Negotiations pending between $1,000 Senate pay hike, $4,000 House proposal
Members of Marion County’s legislative delegation say they support increasing teacher pay and will wait and see the results of a compromise between different amounts in the Mississippi House and Senate.
Senate Bill 2770 would give a $1,000 total increase phased in at $500 per year over two years, but the House passed an amended version Monday that would give a $4,000 total increase phased in at $2,000 per year over two years.
State Rep. Ken Morgan, R-Morgantown, and State Sen. Angela Hill, R-Picayune, both said this week they expect it to go to a conference committee, where delegations from the House and Senate would meet together to try and work out a compromise.
“Everybody as far as I know is in favor of trying to increase teachers’ salaries. They’re due an increase no doubt. It’s something that needs to be done. We’re losing teachers,” Morgan said.
“My son-in-law is a public school teacher, and my sister is a public school teacher, and they definitely need to get to the Southeast average. Whatever is in front of me, I will vote for,” Hill said.
Mississippi has the lowest starting pay for teachers in the nation at $34,390 for a first-year educator. Teachers automatically get pay increases with each year of experience based on a standard pay schedule and can make up to $67,370 at the highest levels (35-plus years of experience and advanced certifications). The average teacher made $44,926 in 2017-2018, according to the state superintendent’s annual report as reported by Mississippi Today.
Some districts supplement teacher pay using local tax dollars.
The issue, according to Hill, is that a $1,000 teacher raise equates to $50 million out of the state budget. She said the legislative leadership will have to find $200 million out of the budget to pass the House amendment, which state Rep. Steve Holland, D-Plantersville, proposed and got passed Monday.
Hill said her plan would be to increase $1,000 per year until Mississippi reached the Southeast average for teacher pay. Hill said the national average for starting teacher pay is $38,700, and the Southeast average is around $37,000.
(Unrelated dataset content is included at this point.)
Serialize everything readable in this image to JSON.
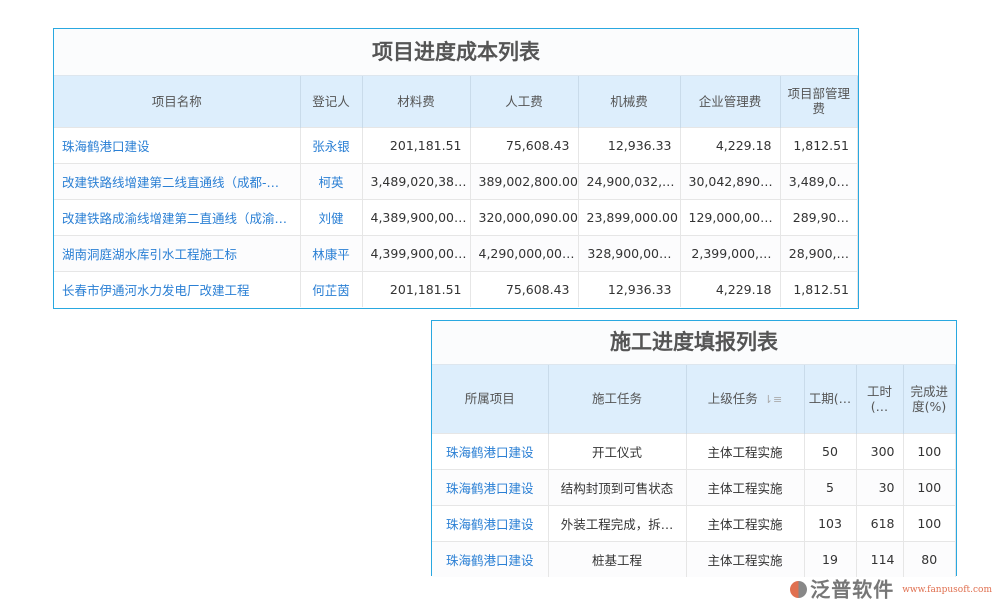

She said she’s discussed that plan with Secretary of State Delbert Hosemann, who is running for lieutenant governor (which presides over the Senate), and she said Hosemann felt like it was a good idea.
She noted that the legislature previously passed a $2,500 teacher pay increase in 2015 and 2016.
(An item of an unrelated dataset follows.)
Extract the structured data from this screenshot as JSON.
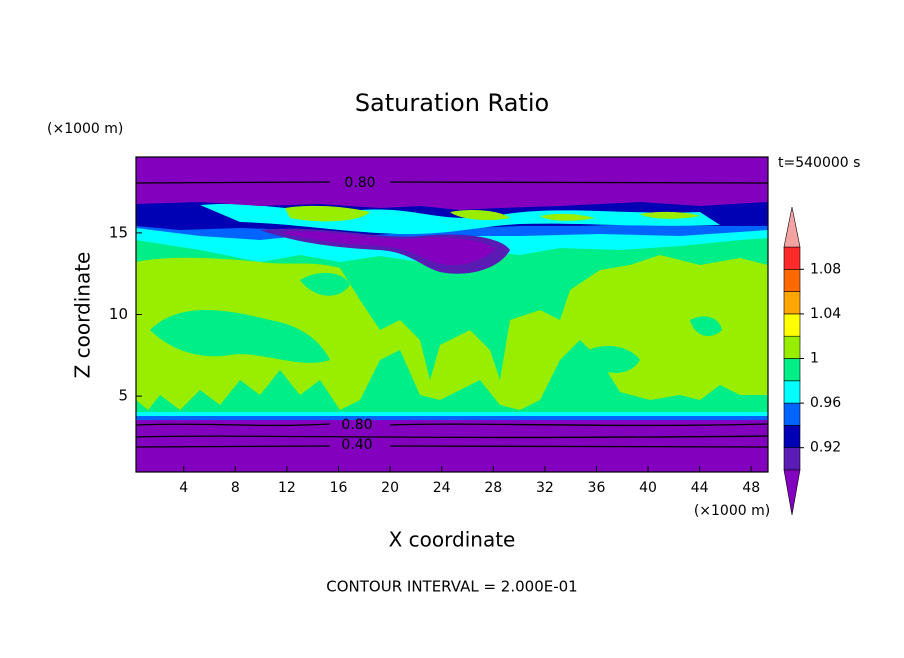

This year Morgan said the House’s original plan was to go from the $1,000 raise the Senate proposed to a $2,000 raise, which is what the House Education Committee passed. Then both sides would meet together to work out the differences.
But he said “some Democrats wanted to jump the gun and strut their stuff” by increasing it to $4,000. Morgan said sending that much of an increase back to the Senate, though, is a good way to get the bill killed. Morgan voted for the overall bill and the House Education Committee amendment to make it a $2,000 raise but not for Holland’s amendment to make it a $4,000 raise.
Hill said a raise, in whatever form it takes, is “absolutely necessary for recruitment and retention because of the few numbers of graduates we have as far as 10 years ago.”
She said the state also needs to adopt universal acceptance of teacher certification from other states. As it is now, certified teachers from other states who move to Mississippi have to take the PRAXIS exam, which Hill said is a barrier to professionals moving here in a state that is losing people already.